Mas se isso se dá assim, porque é que o mundo é dessa forma, desequilibrado? Teremos de voltar à nossa questão para continuar com a nossa busca. Examinamos que essa nossa necessidade de "transformar" poderia ter dado o impulso inicial para uma espécie de desarmonia evolucionária intelectual. Isso deve ter acontecido com alguns povos e com outros não. Os povos que se tornavam mais belicosos tornavam-se diametralmente opostos no que se referia à sensibilidade, ao feminino e à sexualidade, e vice-versa.

Esse início de pensamento, que trabalhando em cima das noções básicas do lutar ou fugir, criava, infelizmente, mais formas de lutar - pois temiam ter de fugir. Em meio disso ainda havia a necessidade básica do contato com o numinoso, característica de nossa espécie. E essa necessidade básica foi desenvolvida tendo como modelo essa "transformação". Essa melhora. E assim, eu, minha tribo, meu reino, tenho de me transformar externamente para enfrentar e destruir os inimigos, assim como tenho de me transformar internamente para que o meu deus possa me dar força e iluminação para continuar a enfrentar e destruir os infiéis pecadores.

Esse encadeamento desenrola-se até os dias de hoje. Onde a sexualidade continua sendo vigiada e a violência, a cada dia que passa, continua sendo considerada uma coisa normal. O amor é uma fantasia, existe para os poetas, para os fracos; a realidade é outra coisa - eles dizem - o mundo real exige que sejamos agressivos, se não o que está atrás passará por cima de nós. Mas esse argumento parece não levar em consideração que nós é que fazemos a realidade! E essa é a pergunta básica do Tantra: em que tipo de realidade a sua vida flui?

Mas por que a sexualidade sempre foi o alvo de sistemas totalitários, laicos ou não? Porque através dela essa noção de tempo se desfaz. Esse lutar ou fugir não tem mais sentido. Contudo, até mesmo uma "parte" da sexualidade foi capturada e foi, ou considerada doentia, ou considerada pecado, ou considerada pornográfica. Na verdade não considerada, mas tornada. Pois mais uma vez esse sistema que visa preservar esse "erro" que se estende pela história humana criou meios para os indivíduo não perceberem esse estado sublime, numinoso, neles mesmos.

Para saciar a sede por plenitude no homem, o controle criou esquemas onde a sexualidade, o feminino e a mulher foram considerados pecados, desvios, coisas ruins que desvirtuam; já no âmbito social (embora também fosse considerada um mau) foi feito vistas grossas para um tipo de sexualidade contaminada, um tipo de sexualidade onde a conquista era mais importante do que a troca (o termo conquista ganhou até uma característica "romântica" posteriormente), onde o proibido excitava, onde a violência fazia parte dessa dança corporal - agora uma espécie de luta; e finalmente, a partir das cátedras e laboratórios foram estabelecidos limites para essa sexualidade - e aquele que ousasse ultrapassar esses limites seria considerado um anormal, um louco, um desviado.

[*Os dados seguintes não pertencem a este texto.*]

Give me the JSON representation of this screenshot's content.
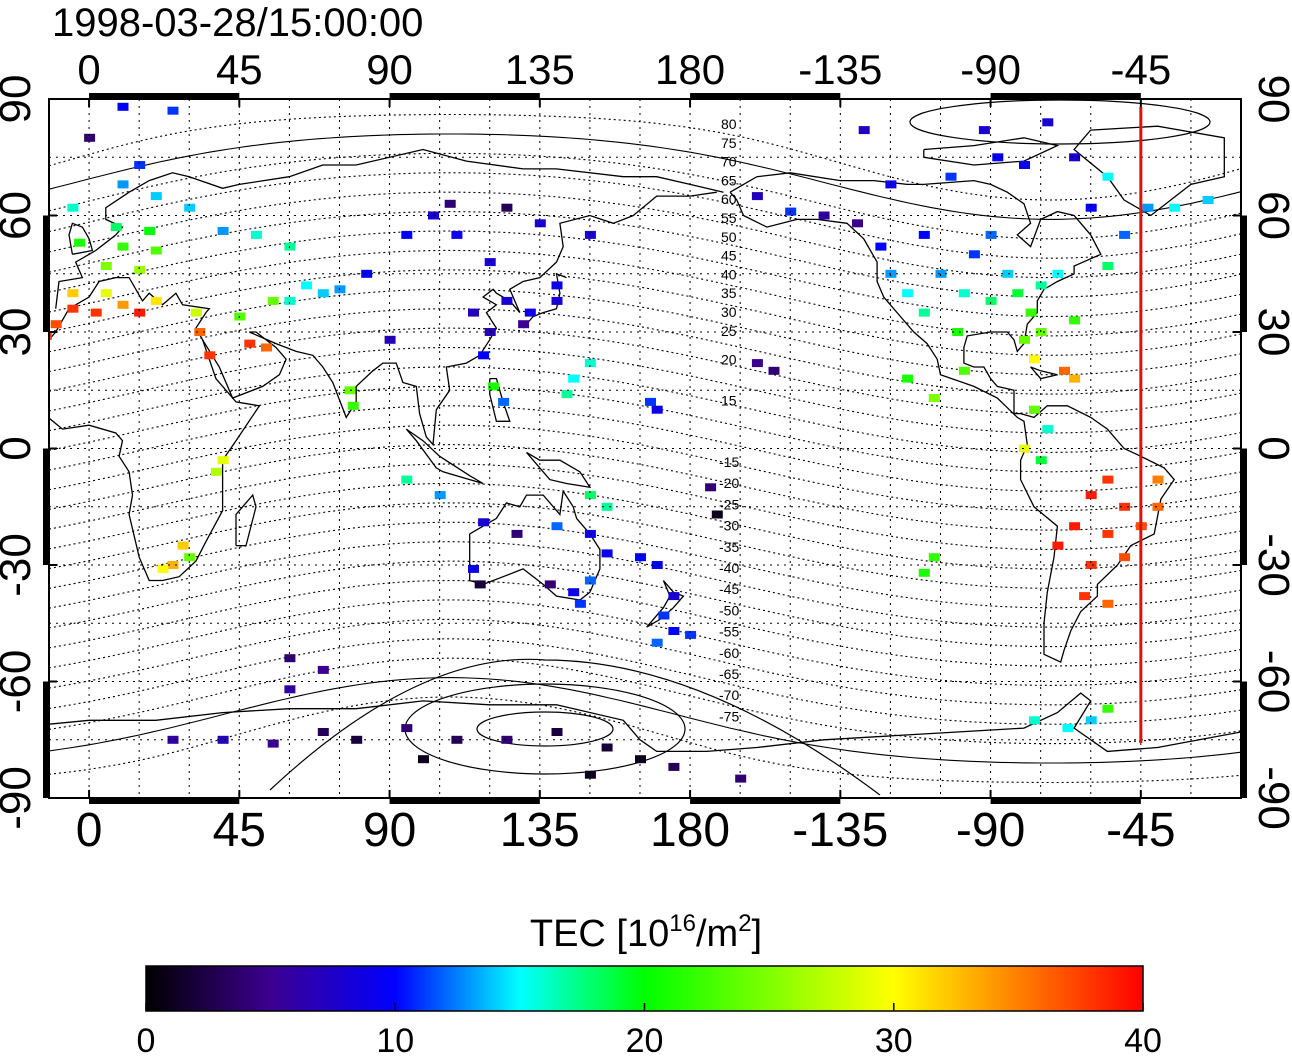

Vigiar e Punir.

Mas se no início esse "erro" foi criado devido a ignorância, devido a falta de conhecimento, ele aos poucos foi se transformando em... norma. Então algo básico, natural, como a sexualidade, transformou-se em pecado, um comportamento proibido e vigiado, um tabu. E algo evitável, como a violência, tornou-se a regra.